DHS EAGLE III moving ahead

The Department of Homeland Security is still analyzing exactly how the EAGLE II successor will gel, but the agency’s chief procurement officer remains committed to issue the new vehicle (or vehicles) by year's end.

Agile development By Kalakruthi shutterstock image ID: 516494164

The Department of Homeland Security remains committed to issuing the successor vehicle to its $22 billion IT services contract by the end of the calendar year.

Soraya Correa, DHS’ chief procurement officer, said the next iteration of the agency’s Security Enterprise Acquisition Gateway for Leading-Edge Solutions II (known familiarly as EAGLE II), is still on track to be released by the end of 2018.

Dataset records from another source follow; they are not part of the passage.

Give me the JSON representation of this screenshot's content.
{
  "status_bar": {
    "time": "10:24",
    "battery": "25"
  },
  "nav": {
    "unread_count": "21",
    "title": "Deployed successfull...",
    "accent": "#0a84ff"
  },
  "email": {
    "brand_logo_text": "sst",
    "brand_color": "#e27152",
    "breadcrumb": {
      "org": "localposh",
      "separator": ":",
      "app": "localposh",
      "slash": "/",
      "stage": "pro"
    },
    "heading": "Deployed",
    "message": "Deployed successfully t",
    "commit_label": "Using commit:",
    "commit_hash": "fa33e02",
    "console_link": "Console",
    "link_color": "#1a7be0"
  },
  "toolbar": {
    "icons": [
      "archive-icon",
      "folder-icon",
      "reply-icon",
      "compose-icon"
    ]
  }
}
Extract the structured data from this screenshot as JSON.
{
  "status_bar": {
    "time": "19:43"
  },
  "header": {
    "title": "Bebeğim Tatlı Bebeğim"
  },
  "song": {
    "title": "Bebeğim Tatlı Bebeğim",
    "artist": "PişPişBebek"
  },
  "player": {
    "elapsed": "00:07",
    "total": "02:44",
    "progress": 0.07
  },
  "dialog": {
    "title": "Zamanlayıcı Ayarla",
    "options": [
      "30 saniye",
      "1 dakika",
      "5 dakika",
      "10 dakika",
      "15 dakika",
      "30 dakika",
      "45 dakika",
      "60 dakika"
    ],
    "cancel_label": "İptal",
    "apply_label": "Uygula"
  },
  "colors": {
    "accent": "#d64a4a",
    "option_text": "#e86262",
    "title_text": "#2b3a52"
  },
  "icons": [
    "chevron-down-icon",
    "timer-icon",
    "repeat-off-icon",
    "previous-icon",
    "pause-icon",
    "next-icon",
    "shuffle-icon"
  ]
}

EAGLE II expires in 2020. The successor has been informally called EAGLE III.

The planned successor to EAGLE II was the Flexible Agile Support for the Homeland (FLASH) contract, but it was cancelled in June.

“We’re still analyzing the data and taking into consideration the best-in-class contract and other strategic sourcing vehicles [and] what the requirements are of our CIO community across the agency. I’m not going to write a contract for the sake of writing a contract,” Correa said in remarks at a Nov. 8 AFFIRM panel discussion.

“We have to be more efficient and effective in the use of our resources,” she added. “There are vehicles out there that can fulfill the majority of the need. We’re probably going to go to those and then focus on what are the unique needs of DHS.”